Initium

I told my therapist today that I think she’s bored of me. If not bored then at least wondering if her time (paid for, of course) could be better utilized with someone else who needed it more. She laughed. I liked her for that. And that she did not, reflexively, try and convince me to the contrary.

She didn’t even ask what made me think so. Or what I felt that made me say that. I’m sure the questions would have crossed her mind. Or, at least, be surprised if they didn’t at all. I’ve been led to believe – via popular media representations of therapists, of course – that such questions are de riguer for them.

This renewed my respect for her. That she could suss out and eliminate what I most certainly didn’t or couldn’t have meant and that she left it to me and the rest of the session to open up and speak about this – if it were something that was pushing up inside of me. In which case, the question(s) she didn’t ask were, rightly, unnecessary. I mean – if I led with something like that, I was likely to follow up. Right?

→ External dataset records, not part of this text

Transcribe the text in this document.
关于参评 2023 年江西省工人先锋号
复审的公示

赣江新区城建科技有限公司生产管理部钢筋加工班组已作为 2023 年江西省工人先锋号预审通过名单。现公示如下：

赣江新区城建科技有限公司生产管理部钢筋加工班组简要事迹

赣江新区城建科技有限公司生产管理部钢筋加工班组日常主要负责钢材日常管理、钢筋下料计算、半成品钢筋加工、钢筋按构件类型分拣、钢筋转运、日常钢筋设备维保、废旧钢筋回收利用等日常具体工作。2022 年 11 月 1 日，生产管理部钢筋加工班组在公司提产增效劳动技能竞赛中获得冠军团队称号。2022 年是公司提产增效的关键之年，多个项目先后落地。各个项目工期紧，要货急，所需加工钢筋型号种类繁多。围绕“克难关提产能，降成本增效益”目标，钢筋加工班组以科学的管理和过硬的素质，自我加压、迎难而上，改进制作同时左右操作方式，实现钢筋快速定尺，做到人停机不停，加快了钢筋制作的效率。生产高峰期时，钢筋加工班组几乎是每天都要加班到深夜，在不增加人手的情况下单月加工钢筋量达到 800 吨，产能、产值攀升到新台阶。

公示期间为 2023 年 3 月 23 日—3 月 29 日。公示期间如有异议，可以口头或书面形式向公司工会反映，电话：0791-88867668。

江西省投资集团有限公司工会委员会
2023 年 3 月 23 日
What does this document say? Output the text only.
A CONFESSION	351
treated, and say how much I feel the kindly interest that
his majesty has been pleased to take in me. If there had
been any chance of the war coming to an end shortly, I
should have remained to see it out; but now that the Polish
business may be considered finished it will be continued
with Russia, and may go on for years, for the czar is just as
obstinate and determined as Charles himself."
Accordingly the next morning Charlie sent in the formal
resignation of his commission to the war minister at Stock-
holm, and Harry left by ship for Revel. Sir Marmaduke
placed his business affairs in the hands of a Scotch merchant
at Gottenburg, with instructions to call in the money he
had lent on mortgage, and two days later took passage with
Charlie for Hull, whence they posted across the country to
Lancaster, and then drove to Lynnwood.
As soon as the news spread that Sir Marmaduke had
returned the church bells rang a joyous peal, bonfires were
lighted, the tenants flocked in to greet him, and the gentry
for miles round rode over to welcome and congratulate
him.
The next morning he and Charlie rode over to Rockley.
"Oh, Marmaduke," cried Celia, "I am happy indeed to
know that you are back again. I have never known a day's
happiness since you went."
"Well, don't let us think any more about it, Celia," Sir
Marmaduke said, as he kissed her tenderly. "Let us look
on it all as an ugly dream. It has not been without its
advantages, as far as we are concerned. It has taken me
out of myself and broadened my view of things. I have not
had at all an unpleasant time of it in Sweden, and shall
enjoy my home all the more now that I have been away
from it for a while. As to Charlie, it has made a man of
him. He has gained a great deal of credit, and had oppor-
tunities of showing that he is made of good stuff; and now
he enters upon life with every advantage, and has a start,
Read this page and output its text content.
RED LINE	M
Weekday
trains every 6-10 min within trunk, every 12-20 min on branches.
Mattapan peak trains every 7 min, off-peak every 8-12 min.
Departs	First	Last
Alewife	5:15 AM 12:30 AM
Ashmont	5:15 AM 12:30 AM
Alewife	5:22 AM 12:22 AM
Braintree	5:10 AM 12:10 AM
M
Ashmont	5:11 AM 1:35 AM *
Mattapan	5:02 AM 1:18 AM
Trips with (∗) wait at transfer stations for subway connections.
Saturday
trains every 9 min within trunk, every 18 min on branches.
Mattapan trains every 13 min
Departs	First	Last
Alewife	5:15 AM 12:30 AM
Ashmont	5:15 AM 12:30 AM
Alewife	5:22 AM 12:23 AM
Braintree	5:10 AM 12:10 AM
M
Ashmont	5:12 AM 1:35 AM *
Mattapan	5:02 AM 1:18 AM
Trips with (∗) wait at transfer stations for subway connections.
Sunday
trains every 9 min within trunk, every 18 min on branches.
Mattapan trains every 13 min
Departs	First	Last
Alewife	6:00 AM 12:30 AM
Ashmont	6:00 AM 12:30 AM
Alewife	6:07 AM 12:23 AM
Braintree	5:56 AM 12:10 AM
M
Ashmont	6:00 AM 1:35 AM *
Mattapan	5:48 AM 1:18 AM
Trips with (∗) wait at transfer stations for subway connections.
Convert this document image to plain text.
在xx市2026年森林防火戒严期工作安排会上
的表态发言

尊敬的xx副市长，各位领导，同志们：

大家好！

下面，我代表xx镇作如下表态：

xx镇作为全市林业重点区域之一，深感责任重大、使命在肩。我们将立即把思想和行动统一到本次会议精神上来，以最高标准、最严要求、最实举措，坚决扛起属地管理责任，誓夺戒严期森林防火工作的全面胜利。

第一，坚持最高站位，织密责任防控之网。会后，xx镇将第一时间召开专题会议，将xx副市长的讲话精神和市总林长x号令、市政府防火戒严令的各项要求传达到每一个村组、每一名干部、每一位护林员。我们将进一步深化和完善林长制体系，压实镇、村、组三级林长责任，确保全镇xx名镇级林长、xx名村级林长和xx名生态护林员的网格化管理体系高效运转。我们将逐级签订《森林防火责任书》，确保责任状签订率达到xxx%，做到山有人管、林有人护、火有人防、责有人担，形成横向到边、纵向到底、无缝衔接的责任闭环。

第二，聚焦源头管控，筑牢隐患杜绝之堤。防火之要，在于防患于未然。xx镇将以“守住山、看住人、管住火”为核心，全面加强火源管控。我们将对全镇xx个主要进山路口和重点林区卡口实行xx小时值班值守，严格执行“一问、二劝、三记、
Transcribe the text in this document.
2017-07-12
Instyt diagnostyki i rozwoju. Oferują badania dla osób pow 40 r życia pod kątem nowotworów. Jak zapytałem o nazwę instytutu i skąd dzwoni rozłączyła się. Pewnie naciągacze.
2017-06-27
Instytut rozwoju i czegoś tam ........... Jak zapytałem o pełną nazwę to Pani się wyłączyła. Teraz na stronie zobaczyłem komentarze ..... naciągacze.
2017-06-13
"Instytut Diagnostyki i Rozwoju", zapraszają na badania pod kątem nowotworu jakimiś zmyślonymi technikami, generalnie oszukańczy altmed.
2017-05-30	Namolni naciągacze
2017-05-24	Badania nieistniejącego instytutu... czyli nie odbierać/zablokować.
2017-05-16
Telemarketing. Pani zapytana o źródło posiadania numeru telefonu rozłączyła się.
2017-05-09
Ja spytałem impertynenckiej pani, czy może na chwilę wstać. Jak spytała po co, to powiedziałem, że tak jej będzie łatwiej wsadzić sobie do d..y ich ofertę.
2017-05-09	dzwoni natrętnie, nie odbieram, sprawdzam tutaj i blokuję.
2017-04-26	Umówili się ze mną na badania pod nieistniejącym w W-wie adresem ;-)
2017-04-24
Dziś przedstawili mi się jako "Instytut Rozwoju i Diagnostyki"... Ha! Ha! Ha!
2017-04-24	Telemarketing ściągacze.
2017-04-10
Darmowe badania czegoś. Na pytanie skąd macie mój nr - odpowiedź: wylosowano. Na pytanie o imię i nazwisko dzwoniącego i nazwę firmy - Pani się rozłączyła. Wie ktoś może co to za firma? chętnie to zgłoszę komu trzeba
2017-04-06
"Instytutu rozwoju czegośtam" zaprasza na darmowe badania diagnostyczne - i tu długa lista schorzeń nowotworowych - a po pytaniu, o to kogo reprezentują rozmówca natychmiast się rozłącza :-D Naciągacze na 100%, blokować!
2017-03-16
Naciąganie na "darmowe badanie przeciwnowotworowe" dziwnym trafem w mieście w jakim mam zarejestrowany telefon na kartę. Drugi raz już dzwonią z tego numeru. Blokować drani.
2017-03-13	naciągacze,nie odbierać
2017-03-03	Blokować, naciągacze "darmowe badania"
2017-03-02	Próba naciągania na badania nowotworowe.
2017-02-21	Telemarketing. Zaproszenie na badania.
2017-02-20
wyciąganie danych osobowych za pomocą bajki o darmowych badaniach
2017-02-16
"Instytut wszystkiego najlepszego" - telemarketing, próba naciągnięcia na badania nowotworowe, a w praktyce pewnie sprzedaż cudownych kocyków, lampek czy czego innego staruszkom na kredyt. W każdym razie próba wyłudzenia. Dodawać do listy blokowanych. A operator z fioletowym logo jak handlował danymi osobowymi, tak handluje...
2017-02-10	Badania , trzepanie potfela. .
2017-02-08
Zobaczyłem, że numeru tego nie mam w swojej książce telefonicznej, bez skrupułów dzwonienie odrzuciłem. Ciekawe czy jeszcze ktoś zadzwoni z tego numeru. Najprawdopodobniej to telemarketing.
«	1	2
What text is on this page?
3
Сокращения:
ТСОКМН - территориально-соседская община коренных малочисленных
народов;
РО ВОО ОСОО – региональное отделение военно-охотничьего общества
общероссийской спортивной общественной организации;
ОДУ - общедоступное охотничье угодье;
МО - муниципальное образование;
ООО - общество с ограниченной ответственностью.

And if I didn’t, then there was nothing underlying what I said. Or at least nothing interesting for a therapist who’s known me for over two years, to care about. Enough to try and elicit via a question such as – “What made you say that?”. I felt grateful to her for that. And, as might seem strange to some, appreciated.


I’m going to say this clearly and directly ~ I felt fond of her. As if she somehow ‘knows’ me. And is likewise fond of me.

Maybe not ‘knows me’. Or maybe she does. Better than I do. In some aspects. Who knows? I mean, it’s kind of impossible to determine what you reveal of yourself, guarded or unguarded, to someone else with a frame, that you haven’t considered or imagined, to their view of you that you have no access to. And will never have.

And you’d be signalling I’m stupid and unimaginative AF if you assumed anything about what the other saw and, therefore, what they thought of you. Which you could not help but respond (or react) to by “correcting” that perception of theirs. This is all in your head. Not theirs. You get the point?

And you’d be telling them – in your “correction” of their “mis-perception” of you, all assumed, of course – by you – how you think. About them. I’d like to think this, somehow, relates to the psych concept of projection.

It’s daft, when you think of it, to reveal more of yourself, that you’d be better off nobody knowing, while trying to actively get them to re-jig what you assumed someone else made of what they saw of you. Already.


Back to what I was saying though ~ I felt fond of her. I felt recognized. As what/who? I haven’t the faintest idea. And it doesn’t matter. This isn’t an identity issue for me. I know how I am. I think she does too. As to the ‘who’ – who cares? Once again, you’d be dumb to try and assert who you are instead of limiting your attention to how you are and how that comes across as.

tu-whit tu-whoo

The point is that I wanted to be able to say* that I liked her and that I felt fond of her. Without qualifying either statement. If I scroll up, I see that that is exactly what I did. But when I scroll back down here, I see that it does not dilute my sense of why I said that and how.

I’d like to think that this qualifies as a start.